DATÜB: HEM SEVİNDİK HEM ÜZÜLDÜK
Doğu Anadolu Tarımsal Üreticiler DATÜB Başkanı Nazmi Ilıcalı, “Sayın Başbakan’ın bu açıklamasına hem sevindik, hem üzüldük” diyerek, gelir desteğinin araziye değil, üretime yönelik olarak verilmesi uygulamasının kendilerini sevindireceğini, ancak yöredeki üretim şartlarının göz önünde bulundurulması halinde ise, üzüldüklerini ifade etti.
ÜGD BATI ÇİFTÇİSİNE YARAR
Erzurum’da yılda sadece bir kez hasat yapabilen çiftçinin, elde ettiğimi mahsul miktarınca destek alabileceğine dikkati çeken Ilıcalı, yılda üç veya daha fazla mahsul alabilen Batı’daki çiftçilerin bu durumda çok daha avantajlı olacağını kaydetti.
GELİR UÇURUMU BÜYÜR
Ilıcalı, “Erzurum’daki çiftçi 1 ekip 5 alırken, Batı’daki çiftçi ise, 1 ekip 35 alıyor. Her iki çiftçi arasındaki gelir uçurumu, haksız rekabet olmayacak mı?” dedi. Doğrudan Gelir Desteği’nin araziye değil de, üretime verilmesi yönündeki adımın, yıllardan beridir savunucusu olduklarını anımsatan Başkan Nazmi Ilıcalı, “Biz yıllardan beridir DGD uygulamasının yanlışlığından bahsediyoruz.
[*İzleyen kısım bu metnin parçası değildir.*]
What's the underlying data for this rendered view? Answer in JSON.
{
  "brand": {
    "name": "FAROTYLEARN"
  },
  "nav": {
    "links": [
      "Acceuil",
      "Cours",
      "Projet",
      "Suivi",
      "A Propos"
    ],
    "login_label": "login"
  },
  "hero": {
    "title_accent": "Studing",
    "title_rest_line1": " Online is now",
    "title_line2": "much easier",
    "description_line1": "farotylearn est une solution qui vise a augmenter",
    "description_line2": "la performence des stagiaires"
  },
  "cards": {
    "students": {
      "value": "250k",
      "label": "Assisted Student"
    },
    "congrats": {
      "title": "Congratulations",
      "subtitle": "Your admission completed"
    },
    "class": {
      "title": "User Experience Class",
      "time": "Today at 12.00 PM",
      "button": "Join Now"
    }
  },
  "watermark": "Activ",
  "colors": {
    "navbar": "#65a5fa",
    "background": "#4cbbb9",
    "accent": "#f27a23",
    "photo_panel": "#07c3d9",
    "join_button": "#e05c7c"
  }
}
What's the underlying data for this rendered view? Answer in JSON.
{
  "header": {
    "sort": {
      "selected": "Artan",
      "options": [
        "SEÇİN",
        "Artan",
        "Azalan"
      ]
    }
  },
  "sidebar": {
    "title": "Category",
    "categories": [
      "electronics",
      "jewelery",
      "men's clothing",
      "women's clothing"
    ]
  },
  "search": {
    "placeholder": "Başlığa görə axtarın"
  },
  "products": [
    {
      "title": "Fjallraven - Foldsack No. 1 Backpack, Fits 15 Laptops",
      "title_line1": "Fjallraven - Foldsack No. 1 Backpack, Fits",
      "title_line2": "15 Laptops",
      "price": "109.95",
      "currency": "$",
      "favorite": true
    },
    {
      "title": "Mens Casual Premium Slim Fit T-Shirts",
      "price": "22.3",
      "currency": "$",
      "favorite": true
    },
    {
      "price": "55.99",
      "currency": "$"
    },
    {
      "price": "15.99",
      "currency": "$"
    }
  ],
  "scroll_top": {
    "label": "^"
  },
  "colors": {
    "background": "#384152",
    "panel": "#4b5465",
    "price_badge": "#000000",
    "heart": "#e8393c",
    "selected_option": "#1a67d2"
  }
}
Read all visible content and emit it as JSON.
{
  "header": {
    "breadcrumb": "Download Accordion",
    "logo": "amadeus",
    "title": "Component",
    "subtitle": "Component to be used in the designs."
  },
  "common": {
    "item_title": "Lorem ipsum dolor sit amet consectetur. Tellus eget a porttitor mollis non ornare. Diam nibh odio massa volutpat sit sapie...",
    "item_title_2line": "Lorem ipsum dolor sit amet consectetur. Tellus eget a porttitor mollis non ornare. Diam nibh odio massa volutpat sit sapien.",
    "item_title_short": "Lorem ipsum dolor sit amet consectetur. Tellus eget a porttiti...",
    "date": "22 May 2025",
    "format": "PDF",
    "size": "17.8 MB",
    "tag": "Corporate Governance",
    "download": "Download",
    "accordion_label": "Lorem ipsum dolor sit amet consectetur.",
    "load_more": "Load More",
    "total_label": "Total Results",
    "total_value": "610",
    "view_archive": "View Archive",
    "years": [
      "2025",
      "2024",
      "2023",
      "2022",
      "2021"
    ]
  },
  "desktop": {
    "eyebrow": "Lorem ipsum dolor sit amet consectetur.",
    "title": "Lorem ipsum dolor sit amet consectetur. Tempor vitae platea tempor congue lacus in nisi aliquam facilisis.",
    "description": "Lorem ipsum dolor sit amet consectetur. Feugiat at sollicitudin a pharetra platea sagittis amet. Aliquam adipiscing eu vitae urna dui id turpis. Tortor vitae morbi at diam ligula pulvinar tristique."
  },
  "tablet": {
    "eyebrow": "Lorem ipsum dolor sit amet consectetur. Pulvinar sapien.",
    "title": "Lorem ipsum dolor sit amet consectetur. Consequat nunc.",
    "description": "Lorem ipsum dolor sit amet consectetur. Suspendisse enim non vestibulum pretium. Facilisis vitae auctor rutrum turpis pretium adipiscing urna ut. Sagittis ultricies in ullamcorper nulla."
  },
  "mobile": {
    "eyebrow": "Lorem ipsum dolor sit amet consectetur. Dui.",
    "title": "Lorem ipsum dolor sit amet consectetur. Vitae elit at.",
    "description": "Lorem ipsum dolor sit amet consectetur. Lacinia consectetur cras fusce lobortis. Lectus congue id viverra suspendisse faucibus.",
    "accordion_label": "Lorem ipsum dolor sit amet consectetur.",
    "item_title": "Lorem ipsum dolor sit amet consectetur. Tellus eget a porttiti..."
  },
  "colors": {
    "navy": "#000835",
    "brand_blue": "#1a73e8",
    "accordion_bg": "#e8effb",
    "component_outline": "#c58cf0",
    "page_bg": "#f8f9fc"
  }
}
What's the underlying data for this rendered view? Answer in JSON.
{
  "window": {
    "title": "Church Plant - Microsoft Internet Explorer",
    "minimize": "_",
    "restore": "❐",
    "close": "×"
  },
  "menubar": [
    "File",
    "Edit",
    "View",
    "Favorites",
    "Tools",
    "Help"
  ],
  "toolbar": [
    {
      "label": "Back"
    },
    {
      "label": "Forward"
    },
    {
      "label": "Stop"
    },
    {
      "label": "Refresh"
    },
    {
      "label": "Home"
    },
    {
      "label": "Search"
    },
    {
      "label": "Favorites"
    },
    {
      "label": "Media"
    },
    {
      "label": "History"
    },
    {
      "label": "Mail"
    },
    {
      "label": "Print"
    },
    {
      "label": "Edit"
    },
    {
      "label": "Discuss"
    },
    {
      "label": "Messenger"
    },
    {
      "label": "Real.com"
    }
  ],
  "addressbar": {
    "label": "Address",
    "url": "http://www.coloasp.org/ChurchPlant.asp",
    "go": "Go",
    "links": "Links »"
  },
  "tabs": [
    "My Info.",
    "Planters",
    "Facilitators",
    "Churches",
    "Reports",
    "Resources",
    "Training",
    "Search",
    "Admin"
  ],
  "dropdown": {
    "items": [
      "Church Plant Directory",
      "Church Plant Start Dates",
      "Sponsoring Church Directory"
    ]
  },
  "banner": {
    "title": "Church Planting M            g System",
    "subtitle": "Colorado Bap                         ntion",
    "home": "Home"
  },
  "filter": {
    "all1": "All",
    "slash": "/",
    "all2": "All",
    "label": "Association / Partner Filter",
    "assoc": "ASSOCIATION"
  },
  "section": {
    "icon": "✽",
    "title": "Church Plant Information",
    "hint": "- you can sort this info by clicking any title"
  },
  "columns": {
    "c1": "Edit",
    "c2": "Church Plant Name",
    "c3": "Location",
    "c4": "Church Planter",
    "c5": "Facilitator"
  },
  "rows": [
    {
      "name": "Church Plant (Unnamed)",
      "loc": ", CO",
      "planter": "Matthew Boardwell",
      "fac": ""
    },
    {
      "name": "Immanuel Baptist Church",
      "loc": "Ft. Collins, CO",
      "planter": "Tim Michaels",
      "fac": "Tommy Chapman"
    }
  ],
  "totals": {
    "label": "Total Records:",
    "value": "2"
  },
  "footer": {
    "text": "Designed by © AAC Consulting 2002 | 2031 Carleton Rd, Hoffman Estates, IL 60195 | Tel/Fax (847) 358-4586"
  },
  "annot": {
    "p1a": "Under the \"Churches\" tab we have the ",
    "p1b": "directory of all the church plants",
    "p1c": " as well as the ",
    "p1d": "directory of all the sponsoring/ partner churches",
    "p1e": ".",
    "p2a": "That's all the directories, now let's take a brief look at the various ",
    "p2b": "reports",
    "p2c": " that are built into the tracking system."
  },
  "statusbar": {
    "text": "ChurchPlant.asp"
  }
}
Bu paralar toprak için değil de, üretim yapan çiftçi için ödensin diyoruz. Sonunda bu yanlışın görülmüş olması güzel. Ancak Sayın Başbakan, bundan böyle üreten çiftçiye destek vereceğinden bahsediyor. Biz Erzurum’da çok zor şartlar altında üretim yapan çiftçiler olarak şunu merak ediyoruz: Batı bir kilogram tohum ekerek 35 kilo mahsul elde eden çiftçiyle, Doğu’da bir kilogram tohuma mukabil ancak 5 kilogram hasat kaldıran çiftçi aynı kefeye mi konulacak?” diye konuştu.